We are judged whether we want to be or not, that's just a part of life. We can't control what others think of us. In fact, I've been told it's none of my business what someone else thinks of me. It's their business, so stay out of it. People are going to think what they are going to think. They will make their own judgments and have the right to do it, too. I like the freedom of having that choice...but what happens when the negative judgment is pointed straight at you.
I don't do well with this. In fact, it's something that brings me to a very low point. It's definitely something I need work on, because of the place it takes me in my mind. I know I can't help what another thinks, but allowing it to bother me as much I do I need help with.
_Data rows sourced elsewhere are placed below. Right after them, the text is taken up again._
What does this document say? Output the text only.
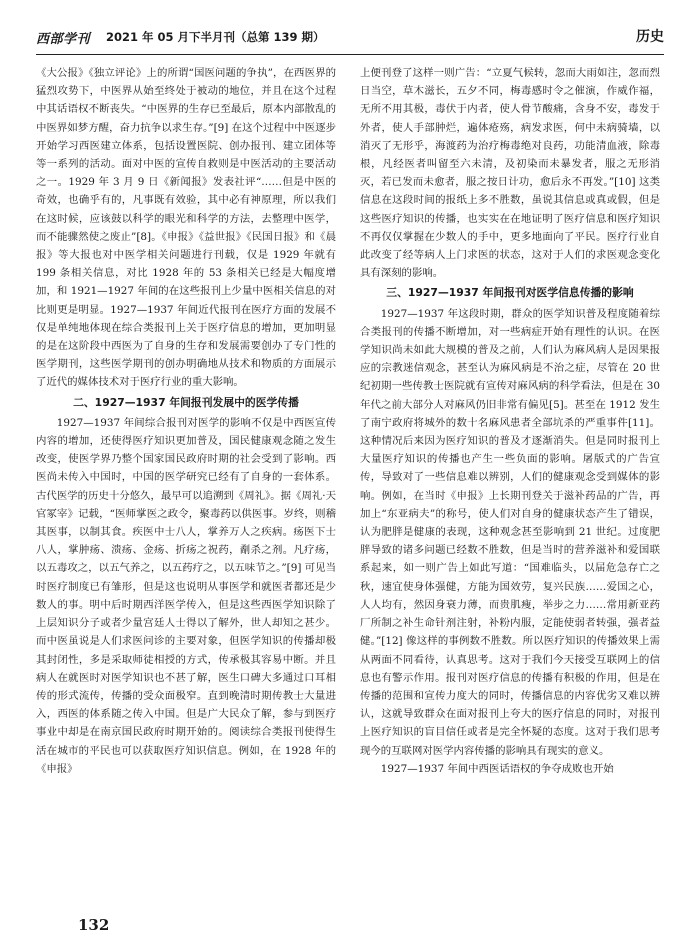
西部学刊 2021 年 05 月下半月刊（总第 139 期）	历史

《大公报》《独立评论》上的所谓“国医问题的争执”，在西医界的猛烈攻势下，中医界从始至终处于被动的地位，并且在这个过程中其话语权不断丧失。“中医界的生存已至最后，原本内部散乱的中医界如梦方醒，奋力抗争以求生存。”[9] 在这个过程中中医逐步开始学习西医建立体系，包括设置医院、创办报刊、建立团体等等一系列的活动。面对中医的宣传自救则是中医活动的主要活动之一。1929 年 3 月 9 日《新闻报》发表社评“……但是中医的奇效，也确乎有的，凡事既有效验，其中必有神原理，所以我们在这时候，应该鼓以科学的眼光和科学的方法，去整理中医学，而不能骤然使之废止”[8]。《申报》《益世报》《民国日报》和《晨报》等大报也对中医学相关问题进行刊载，仅是 1929 年就有 199 条相关信息，对比 1928 年的 53 条相关已经是大幅度增加，和 1921—1927 年间的在这些报刊上少量中医相关信息的对比则更是明显。1927—1937 年间近代报刊在医疗方面的发展不仅是单纯地体现在综合类报刊上关于医疗信息的增加，更加明显的是在这阶段中西医为了自身的生存和发展需要创办了专门性的医学期刊，这些医学期刊的创办明确地从技术和物质的方面展示了近代的媒体技术对于医疗行业的重大影响。

二、1927—1937 年间报刊发展中的医学传播

1927—1937 年间综合报刊对医学的影响不仅是中西医宣传内容的增加，还使得医疗知识更加普及，国民健康观念随之发生改变，使医学界乃整个国家国民政府时期的社会受到了影响。西医尚未传入中国时，中国的医学研究已经有了自身的一套体系。古代医学的历史十分悠久，最早可以追溯到《周礼》。据《周礼·天官冢宰》记载，“医师掌医之政令，聚毒药以供医事。岁终，则稽其医事，以制其食。疾医中士八人，掌养万人之疾病。疡医下士八人，掌肿疡、溃疡、金疡、折疡之祝药，劀杀之剂。凡疗疡，以五毒攻之，以五气养之，以五药疗之，以五味节之。”[9] 可见当时医疗制度已有雏形，但是这也说明从事医学和就医者都还是少数人的事。明中后时期西洋医学传入，但是这些西医学知识除了上层知识分子或者少量宫廷人士得以了解外，世人却知之甚少。而中医虽说是人们求医问诊的主要对象，但医学知识的传播却极其封闭性，多是采取师徒相授的方式，传承极其容易中断。并且病人在就医时对医学知识也不甚了解，医生口碑大多通过口耳相传的形式流传，传播的受众面极窄。直到晚清时期传教士大量进入，西医的体系随之传入中国。但是广大民众了解，参与到医疗事业中却是在南京国民政府时期开始的。阅读综合类报刊使得生活在城市的平民也可以获取医疗知识信息。例如，在 1928 年的《申报》

上便刊登了这样一则广告：“立夏气候转，忽而大雨如注，忽而烈日当空，草木滋长，五夕不同，梅毒感时令之催演，作威作福，无所不用其极，毒伏于内者，使人骨节酸痛，含身不安，毒发于外者，使人手部肿烂，遍体疮殇，病发求医，何中未病骑墙，以消灭了无形乎，海渡药为治疗梅毒绝对良药，功能清血液，除毒根，凡经医者叫留至六未清，及初染而未暴发者，服之无形消灭，若已发而未愈者，服之按日计功，愈后永不再发。”[10] 这类信息在这段时间的报纸上多不胜数，虽说其信息或真或假，但是这些医疗知识的传播，也实实在在地证明了医疗信息和医疗知识不再仅仅掌握在少数人的手中，更多地面向了平民。医疗行业自此改变了经等病人上门求医的状态，这对于人们的求医观念变化具有深刻的影响。

三、1927—1937 年间报刊对医学信息传播的影响

1927—1937 年这段时期，群众的医学知识普及程度随着综合类报刊的传播不断增加，对一些病症开始有理性的认识。在医学知识尚未如此大规模的普及之前，人们认为麻风病人是因果报应的宗教迷信观念，甚至认为麻风病是不治之症，尽管在 20 世纪初期一些传教士医院就有宣传对麻风病的科学看法，但是在 30 年代之前大部分人对麻风仍旧非常有偏见[5]。甚至在 1912 发生了南宁政府将城外的数十名麻风患者全部坑杀的严重事件[11]。这种情况后来因为医疗知识的普及才逐渐消失。但是同时报刊上大量医疗知识的传播也产生一些负面的影响。屠版式的广告宣传，导致对了一些信息难以辨别，人们的健康观念受到媒体的影响。例如，在当时《申报》上长期刊登关于滋补药品的广告，再加上“东亚病夫”的称号，使人们对自身的健康状态产生了错误，认为肥胖是健康的表现，这种观念甚至影响到 21 世纪。过度肥胖导致的诸多问题已经数不胜数，但是当时的营养滋补和爱国联系起来，如一则广告上如此写道：“国难临头，以届危急存亡之秋，速宜使身体强健，方能为国效劳，复兴民族……爱国之心，人人均有，然因身衰力薄，而贵肌瘦，举步之力……常用新亚药厂所制之补生命针剂注射，补粉内服，定能使弱者转强，强者益健。”[12] 像这样的事例数不胜数。所以医疗知识的传播效果上需从两面不同看待，认真思考。这对于我们今天接受互联网上的信息也有警示作用。报刊对医疗信息的传播有积极的作用，但是在传播的范围和宣传力度大的同时，传播信息的内容优劣又难以辨认，这就导致群众在面对报刊上夸大的医疗信息的同时，对报刊上医疗知识的盲目信任或者是完全怀疑的态度。这对于我们思考现今的互联网对医学内容传播的影响具有现实的意义。

1927—1937 年间中西医话语权的争夺成败也开始

132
As I think back over this issue, it most definitely was first noticeable when I first joined a gym. I had the hardest time walking onto that gym floor to do a workout. I know this is a big thing for a lot of people, being so concerned of what others are thinking they look like, or how they are looking while working out. I was able to get past that over the years and eventually began walking the floor like I owned it ;) Now I am dealing with it in my personal life and finding it tough to own it...and that gets me annoyed.
I'm a big believer in learning lessons. This one keeps popping up, so I know I have not yet learned what I'm supposed to learn from it. I've been told I overthink things at times, and maybe I'm doing the same here...but I'm willing to listen to advice, opinions or...yes, judgments.